Whom would she have invited, when the loves of family and childhood friends had faded into the past? The world had become a sea of nameless faces, images flickering on a distant screen. Everyone around her would wilt like flowers in late summer, grown brittle in autumn’s chilling wind, and disappear beneath the final snows of eternal winter.
Were there a cake served, a light fluffy delicate creation of sweetness and fruit and frosting, would someone have baked traditional trinkets into it?
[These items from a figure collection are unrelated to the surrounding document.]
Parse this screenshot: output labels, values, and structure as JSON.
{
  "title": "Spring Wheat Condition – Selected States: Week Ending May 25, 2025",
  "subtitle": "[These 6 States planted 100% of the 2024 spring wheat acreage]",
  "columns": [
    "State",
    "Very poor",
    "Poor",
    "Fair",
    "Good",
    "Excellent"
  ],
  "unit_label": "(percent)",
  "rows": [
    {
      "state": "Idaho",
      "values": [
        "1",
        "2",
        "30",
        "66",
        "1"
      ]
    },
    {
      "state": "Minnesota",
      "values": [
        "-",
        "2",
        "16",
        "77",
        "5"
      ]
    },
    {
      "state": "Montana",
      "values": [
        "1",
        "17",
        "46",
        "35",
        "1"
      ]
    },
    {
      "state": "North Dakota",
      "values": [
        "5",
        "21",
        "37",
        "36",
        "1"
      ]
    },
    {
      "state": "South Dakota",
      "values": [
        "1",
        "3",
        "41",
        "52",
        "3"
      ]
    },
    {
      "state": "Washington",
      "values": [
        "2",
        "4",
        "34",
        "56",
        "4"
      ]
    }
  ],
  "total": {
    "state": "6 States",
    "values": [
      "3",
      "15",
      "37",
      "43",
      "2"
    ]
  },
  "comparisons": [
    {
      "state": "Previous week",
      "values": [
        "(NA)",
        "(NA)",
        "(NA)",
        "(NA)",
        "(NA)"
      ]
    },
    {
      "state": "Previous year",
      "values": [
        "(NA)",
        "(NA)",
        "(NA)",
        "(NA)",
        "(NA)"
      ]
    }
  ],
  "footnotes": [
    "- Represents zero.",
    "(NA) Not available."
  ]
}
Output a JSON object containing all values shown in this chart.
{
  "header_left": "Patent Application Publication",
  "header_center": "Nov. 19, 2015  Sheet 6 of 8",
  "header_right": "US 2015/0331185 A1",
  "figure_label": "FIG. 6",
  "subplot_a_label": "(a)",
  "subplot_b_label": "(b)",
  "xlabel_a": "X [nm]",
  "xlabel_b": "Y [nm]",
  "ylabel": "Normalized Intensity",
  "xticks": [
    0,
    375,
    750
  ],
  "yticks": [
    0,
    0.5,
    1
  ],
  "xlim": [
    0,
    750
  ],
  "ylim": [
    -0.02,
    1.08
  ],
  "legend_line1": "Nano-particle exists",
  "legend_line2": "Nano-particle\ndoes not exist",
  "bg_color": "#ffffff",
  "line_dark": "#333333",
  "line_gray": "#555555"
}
Would her slice hold the lucky coin? Or would she find a thimble, the harbinger of a life spent alone, unmarried?
And what gift would Knell give her, when he had already stolen her life? His locket hung heavy with memory, with regret, with the pilfered beats of men and women who each lived out their lives in natural order.
No. Mark the day, she would. Remember it, she was thus compelled. But no party. No celebration. Celebrations were for the living.
How dreary! Sometimes my heart aches for Senza Fyne, who, much like the narrator of Poe’s “The Raven” is constantly seeking companionship and release from loneliness. The tapping on her chamber door always yields an empty hall. No one there, and an eternity of it.
Let us give Senza a respite from her fate, and remember her book’s birthday—and therefore her Unbirthday—with a much lighter heart. I, for one, will raise a cup of tea and have a slice of cake and cheer the day I “met” one of my all-time favorite characters: Senza Fyne, the Forever Girl, Death’s Immortal Beloved, the Heartbeat Thief.